The Taiwan Solidarity Union (TSU) is showing no sign of giving up its fight to turn the recently signed cross-strait trade agreement over to a public referendum.
Delivering nearly 100 boxes, each holding more than 1,000 signed petition forms, to the Central Election Commission (CEC) yesterday, TSU officials said the Economic Cooperation Framework Agreement (ECFA) could alter the status quo for Taiwan and lock the country into a “one China” framework.
“Everyone can clearly see that this ECFA will change Taiwan’s economic, social and political relationship with China,” TSU Chairman Huang Kun-huei (黃昆輝) said outside the CEC in Taipei. “President Ma Ying-jeou (馬英九) is unilaterally changing the cross-strait situation, and we want to ask him: Doesn’t this require the people’s approval?”
PHOTO: CNA
This is the second referendum proposal on the controversial agreement raised by the TSU, which wants to ask voters whether they agree with the government’s decision to sign the ECFA with China. The earlier proposal was rejected by the Referendum Review Commission last month after it said the TSU’s referendum question and content contradicted one another.
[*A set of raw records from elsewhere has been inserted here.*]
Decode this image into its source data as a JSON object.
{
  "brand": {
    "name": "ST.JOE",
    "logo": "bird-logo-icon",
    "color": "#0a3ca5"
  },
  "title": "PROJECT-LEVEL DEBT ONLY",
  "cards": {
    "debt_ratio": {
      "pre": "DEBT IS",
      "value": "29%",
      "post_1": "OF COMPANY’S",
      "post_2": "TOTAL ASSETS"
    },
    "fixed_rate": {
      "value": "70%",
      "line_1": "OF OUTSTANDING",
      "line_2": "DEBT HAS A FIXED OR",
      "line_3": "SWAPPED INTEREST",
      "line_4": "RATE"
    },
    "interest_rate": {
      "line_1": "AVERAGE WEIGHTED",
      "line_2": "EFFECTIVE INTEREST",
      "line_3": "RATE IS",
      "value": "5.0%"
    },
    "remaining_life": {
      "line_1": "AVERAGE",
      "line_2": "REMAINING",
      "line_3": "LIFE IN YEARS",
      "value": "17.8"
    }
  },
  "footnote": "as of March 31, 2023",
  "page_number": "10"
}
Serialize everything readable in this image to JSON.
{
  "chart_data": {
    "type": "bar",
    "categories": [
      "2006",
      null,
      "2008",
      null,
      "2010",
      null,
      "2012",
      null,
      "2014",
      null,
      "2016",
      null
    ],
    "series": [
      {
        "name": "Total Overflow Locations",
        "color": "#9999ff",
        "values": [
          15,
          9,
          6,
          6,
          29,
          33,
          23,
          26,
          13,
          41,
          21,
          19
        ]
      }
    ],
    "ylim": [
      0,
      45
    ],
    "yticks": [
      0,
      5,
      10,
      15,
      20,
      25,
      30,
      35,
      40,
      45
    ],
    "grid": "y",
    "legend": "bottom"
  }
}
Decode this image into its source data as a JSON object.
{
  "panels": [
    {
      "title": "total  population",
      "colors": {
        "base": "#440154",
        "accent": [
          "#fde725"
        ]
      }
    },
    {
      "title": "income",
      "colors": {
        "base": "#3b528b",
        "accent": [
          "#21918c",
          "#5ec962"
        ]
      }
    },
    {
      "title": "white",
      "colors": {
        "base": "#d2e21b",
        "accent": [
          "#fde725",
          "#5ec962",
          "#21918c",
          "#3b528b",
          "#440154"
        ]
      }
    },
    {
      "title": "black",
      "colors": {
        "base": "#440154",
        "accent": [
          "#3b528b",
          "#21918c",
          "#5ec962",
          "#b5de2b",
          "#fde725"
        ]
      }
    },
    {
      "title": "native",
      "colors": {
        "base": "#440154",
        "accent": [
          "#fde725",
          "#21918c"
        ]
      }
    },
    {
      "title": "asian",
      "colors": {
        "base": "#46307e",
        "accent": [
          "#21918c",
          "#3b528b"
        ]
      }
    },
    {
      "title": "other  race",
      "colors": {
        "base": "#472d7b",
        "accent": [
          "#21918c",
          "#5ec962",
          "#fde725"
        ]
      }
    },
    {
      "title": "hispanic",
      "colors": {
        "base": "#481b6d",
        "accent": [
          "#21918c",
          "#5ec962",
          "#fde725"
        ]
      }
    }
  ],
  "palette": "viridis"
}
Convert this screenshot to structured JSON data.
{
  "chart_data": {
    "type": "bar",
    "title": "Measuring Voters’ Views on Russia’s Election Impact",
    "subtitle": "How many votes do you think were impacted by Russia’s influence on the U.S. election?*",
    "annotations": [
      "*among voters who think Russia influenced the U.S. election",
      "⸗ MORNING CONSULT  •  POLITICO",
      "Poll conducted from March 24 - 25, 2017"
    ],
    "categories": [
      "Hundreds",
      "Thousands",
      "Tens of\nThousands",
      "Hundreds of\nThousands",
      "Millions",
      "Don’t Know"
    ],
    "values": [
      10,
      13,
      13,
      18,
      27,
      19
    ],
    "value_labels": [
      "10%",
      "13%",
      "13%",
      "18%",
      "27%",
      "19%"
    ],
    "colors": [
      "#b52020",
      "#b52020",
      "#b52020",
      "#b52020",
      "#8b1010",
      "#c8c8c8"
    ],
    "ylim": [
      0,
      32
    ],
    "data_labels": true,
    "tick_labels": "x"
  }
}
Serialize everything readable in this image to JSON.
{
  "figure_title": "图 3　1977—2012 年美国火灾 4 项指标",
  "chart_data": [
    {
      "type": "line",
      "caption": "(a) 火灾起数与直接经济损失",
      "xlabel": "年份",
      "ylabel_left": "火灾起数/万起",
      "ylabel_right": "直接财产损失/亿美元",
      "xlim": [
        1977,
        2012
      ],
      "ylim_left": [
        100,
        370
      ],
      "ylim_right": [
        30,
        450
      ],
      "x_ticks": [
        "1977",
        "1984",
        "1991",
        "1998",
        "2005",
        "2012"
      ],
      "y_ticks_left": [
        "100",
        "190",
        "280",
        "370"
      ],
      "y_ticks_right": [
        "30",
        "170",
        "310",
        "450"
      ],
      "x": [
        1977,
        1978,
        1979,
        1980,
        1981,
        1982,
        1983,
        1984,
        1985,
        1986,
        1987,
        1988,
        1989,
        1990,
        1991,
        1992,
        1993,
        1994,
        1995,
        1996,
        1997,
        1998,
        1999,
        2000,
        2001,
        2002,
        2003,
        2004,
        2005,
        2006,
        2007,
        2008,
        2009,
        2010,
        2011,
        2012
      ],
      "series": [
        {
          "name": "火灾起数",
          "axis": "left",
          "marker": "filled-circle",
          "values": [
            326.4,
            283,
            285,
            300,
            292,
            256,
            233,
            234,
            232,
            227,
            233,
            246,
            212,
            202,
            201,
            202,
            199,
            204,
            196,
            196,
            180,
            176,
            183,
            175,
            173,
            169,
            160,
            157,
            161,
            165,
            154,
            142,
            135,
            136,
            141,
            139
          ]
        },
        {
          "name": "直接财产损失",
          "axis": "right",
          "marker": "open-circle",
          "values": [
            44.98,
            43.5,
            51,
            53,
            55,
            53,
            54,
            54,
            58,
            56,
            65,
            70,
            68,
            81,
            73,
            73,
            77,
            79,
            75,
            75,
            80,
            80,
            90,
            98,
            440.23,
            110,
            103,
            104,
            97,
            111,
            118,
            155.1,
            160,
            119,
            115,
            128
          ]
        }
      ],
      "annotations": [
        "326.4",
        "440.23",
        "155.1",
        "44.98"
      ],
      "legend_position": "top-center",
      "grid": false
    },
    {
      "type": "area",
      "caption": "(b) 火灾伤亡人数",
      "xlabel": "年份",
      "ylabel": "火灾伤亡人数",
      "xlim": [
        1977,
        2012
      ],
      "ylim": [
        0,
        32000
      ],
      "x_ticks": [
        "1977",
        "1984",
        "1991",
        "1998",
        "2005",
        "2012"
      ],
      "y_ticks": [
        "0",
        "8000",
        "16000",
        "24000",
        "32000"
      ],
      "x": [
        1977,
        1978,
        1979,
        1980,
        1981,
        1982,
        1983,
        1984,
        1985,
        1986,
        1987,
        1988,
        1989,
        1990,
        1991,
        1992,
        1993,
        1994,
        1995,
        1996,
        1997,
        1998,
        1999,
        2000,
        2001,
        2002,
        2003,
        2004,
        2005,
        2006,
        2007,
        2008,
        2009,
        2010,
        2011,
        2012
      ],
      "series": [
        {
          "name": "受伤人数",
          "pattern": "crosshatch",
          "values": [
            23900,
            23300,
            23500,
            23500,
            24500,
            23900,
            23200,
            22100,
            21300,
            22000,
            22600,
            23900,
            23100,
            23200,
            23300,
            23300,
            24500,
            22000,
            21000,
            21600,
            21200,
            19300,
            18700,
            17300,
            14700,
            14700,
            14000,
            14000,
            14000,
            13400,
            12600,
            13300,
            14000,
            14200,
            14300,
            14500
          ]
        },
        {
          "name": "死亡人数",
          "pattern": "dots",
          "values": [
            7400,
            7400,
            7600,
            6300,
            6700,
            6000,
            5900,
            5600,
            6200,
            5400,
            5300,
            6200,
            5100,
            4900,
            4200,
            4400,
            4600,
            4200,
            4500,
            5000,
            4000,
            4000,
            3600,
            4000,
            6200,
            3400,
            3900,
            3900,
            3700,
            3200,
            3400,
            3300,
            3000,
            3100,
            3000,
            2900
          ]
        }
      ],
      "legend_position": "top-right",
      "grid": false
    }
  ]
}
Flanked by a number of pro-independence organizations, including the Taiwan Association of University Professors and the World United Formosans for Independence, a dozen TSU officials arrived outside the commission, wheeling dozens of brown boxes containing the petition forms.
An apparent misunderstanding initially took place between the TSU officials and police after police officers first closed the outside gates, barring entry to party officials trying to hand their petition forms over to the CEC.
Amid cries from dozens of protesters at the scene, who yelled that a referendum “is a public right,” and “the ECFA needs a referendum,” police opened the outside gate to a small number of TSU officials including Huang, but subsequently tried to close the glass doors to the building.
All of the TSU’s 105,000 petition forms were eventually delivered after CEC officials came out to officially accept the TSU proposal, which prevented tension from boiling over as more than 20 police officers looked on.
Under the Referendum Act (公民投票法), the CEC has 15 days to either accept the proposal and pass it on to the Referendum Review Committee or send it back to the organizers pending corrections of any errors found.
The referendum review committee must then make a decision on whether to give the go-ahead within one month.
If passed, the TSU will have to gather a total of 860,000 petition forms — 5 percent of the voting public in the last presidential election — before the proposal can be put to the ballot box.
Fearing a repeat of last month’s rejection of the more than 110,000 petitions submitted at the time, Huang called on members of the Referendum Review Committee to avoid politicizing the referendum process.
“The committee and the CEC are responsible for aiding the people’s right to a referendum, not blocking it. Committee members should not see the public as the enemy,” Huang said.